Lead Poisoning: How to Help

The first obstacle that must be overcome is the general lack of awareness of the impact of lead toxicity on a variety of species and the need for good, dependable information – from credible sources – about both the true extent of the problem and the range of solutions available to eliminate the threat posed by lead hunting ammunition. Once hunters become aware of how serious this problem is, and understand what they can do to voluntarily reduce or eliminate the problem, the Wildlife Center of Virginia is convinced that the threat to eagles and other non-target wildlife can be immediately reduced.

Even for those who do not hunt, education is key. The issue of lead poisoning from spent bullets and shot is not a new one, but is one that has gotten very little public attention in many areas.

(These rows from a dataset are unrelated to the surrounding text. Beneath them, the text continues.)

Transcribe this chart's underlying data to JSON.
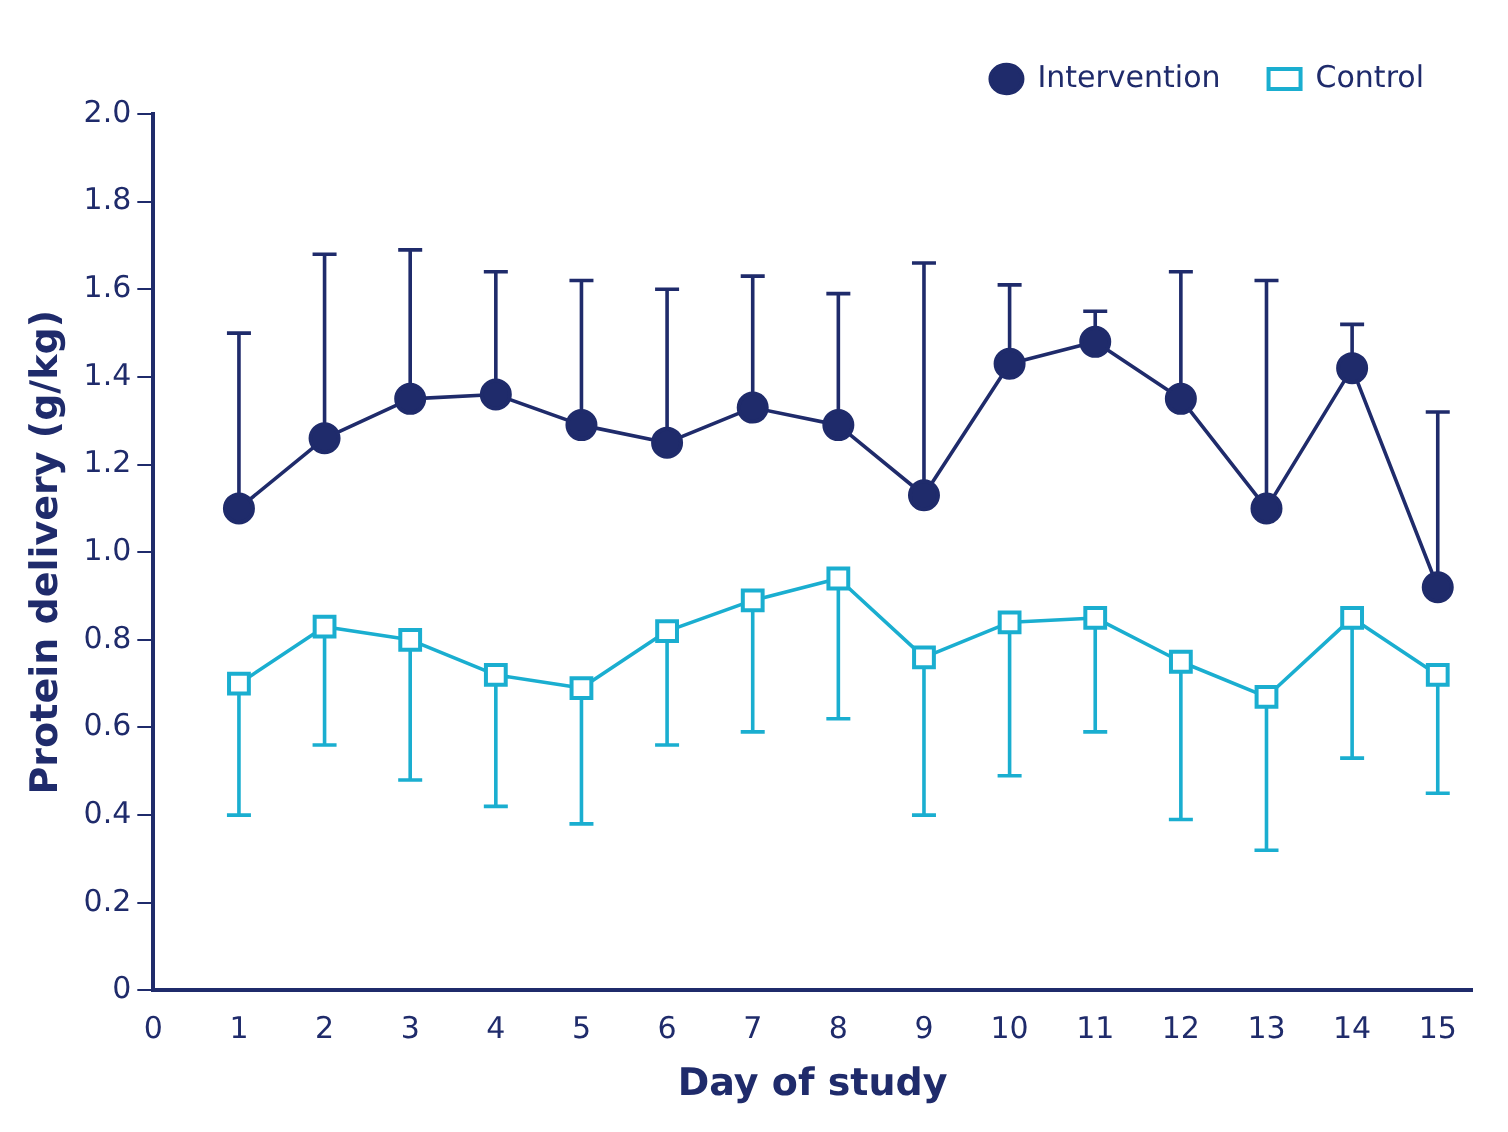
{
  "chart_data": {
    "type": "line",
    "xlabel": "Day of study",
    "ylabel": "Protein delivery (g/kg)",
    "x": [
      1,
      2,
      3,
      4,
      5,
      6,
      7,
      8,
      9,
      10,
      11,
      12,
      13,
      14,
      15
    ],
    "xlim": [
      0,
      15.4
    ],
    "xticks": [
      0,
      1,
      2,
      3,
      4,
      5,
      6,
      7,
      8,
      9,
      10,
      11,
      12,
      13,
      14,
      15
    ],
    "ylim": [
      0,
      2
    ],
    "yticks": [
      {
        "value": 0,
        "label": "0"
      },
      {
        "value": 0.2,
        "label": "0.2"
      },
      {
        "value": 0.4,
        "label": "0.4"
      },
      {
        "value": 0.6,
        "label": "0.6"
      },
      {
        "value": 0.8,
        "label": "0.8"
      },
      {
        "value": 1,
        "label": "1.0"
      },
      {
        "value": 1.2,
        "label": "1.2"
      },
      {
        "value": 1.4,
        "label": "1.4"
      },
      {
        "value": 1.6,
        "label": "1.6"
      },
      {
        "value": 1.8,
        "label": "1.8"
      },
      {
        "value": 2,
        "label": "2.0"
      }
    ],
    "grid": false,
    "legend": "top right",
    "series": [
      {
        "name": "Intervention",
        "color": "#1f2b6b",
        "marker": "circle",
        "values": [
          1.1,
          1.26,
          1.35,
          1.36,
          1.29,
          1.25,
          1.33,
          1.29,
          1.13,
          1.43,
          1.48,
          1.35,
          1.1,
          1.42,
          0.92
        ],
        "errors": [
          [
            1.1,
            1.5
          ],
          [
            1.26,
            1.68
          ],
          [
            1.35,
            1.69
          ],
          [
            1.36,
            1.64
          ],
          [
            1.29,
            1.62
          ],
          [
            1.25,
            1.6
          ],
          [
            1.33,
            1.63
          ],
          [
            1.29,
            1.59
          ],
          [
            1.13,
            1.66
          ],
          [
            1.43,
            1.61
          ],
          [
            1.48,
            1.55
          ],
          [
            1.35,
            1.64
          ],
          [
            1.1,
            1.62
          ],
          [
            1.42,
            1.52
          ],
          [
            0.92,
            1.32
          ]
        ]
      },
      {
        "name": "Control",
        "color": "#1aaed0",
        "marker": "square",
        "values": [
          0.7,
          0.83,
          0.8,
          0.72,
          0.69,
          0.82,
          0.89,
          0.94,
          0.76,
          0.84,
          0.85,
          0.75,
          0.67,
          0.85,
          0.72
        ],
        "errors": [
          [
            0.4,
            0.7
          ],
          [
            0.56,
            0.83
          ],
          [
            0.48,
            0.8
          ],
          [
            0.42,
            0.72
          ],
          [
            0.38,
            0.69
          ],
          [
            0.56,
            0.82
          ],
          [
            0.59,
            0.89
          ],
          [
            0.62,
            0.94
          ],
          [
            0.4,
            0.76
          ],
          [
            0.49,
            0.84
          ],
          [
            0.59,
            0.85
          ],
          [
            0.39,
            0.75
          ],
          [
            0.32,
            0.67
          ],
          [
            0.53,
            0.85
          ],
          [
            0.45,
            0.72
          ]
        ]
      }
    ]
  }
}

Important actions that non-hunters can take:

  • Learn about the issue and have conversations with family and friends who hunt. It’s important to be able to have a positive and respectful conversation; the goal is to educate and inform, not judge or condemn hunting.
  • Contact your local media and provide them with links to the Wildlife Center’s information about this issue. 
  • Ask local media to investigate the extent of the problem in your area, and report to the public any issues found. 
  • Reach out to hunter safety instructors in your community to encourage them to become informed about the issue of lead poisoning related to game and animal parts left in the field.  Encourage instructors to add a section to their training course about the proper disposal of animal parts that may contain lead, and to inform their students about the alternatives to lead shot which can eliminate the problem altogether. 
  • Contact local retailers of firearms and ammunition to encourage them to stock and make available a wide variety of non-lead alternatives for hunters.  If hunters are not able to find lead-free ammunition, they cannot use it.  Both hunters and non- hunters can work to be sure it is available.

Additionally, understanding the scope of this problem is important to conveying a compelling educational message about lead toxicity. Wildlife hospitals and rehabilitation centers across North America need to make a concerted effort to collect blood samples for testing, according to defined and standardized protocols, to fully diagnose patients suspected of having elevated levels of lead in their blood and then to monitor their patients’ response to various treatment regimens. Even facilities without in-house test equipment need to collect samples for testing elsewhere.

Important actions to take:

  • Contact your local rehabilitation centers to determine if they are currently testing for lead in raptors. If not, offer to support and fund efforts to do so, or at least to collect samples for testing by others.
  • If rehabilitation centers need technical advice, they should contact the Wildlife Center of Virginia.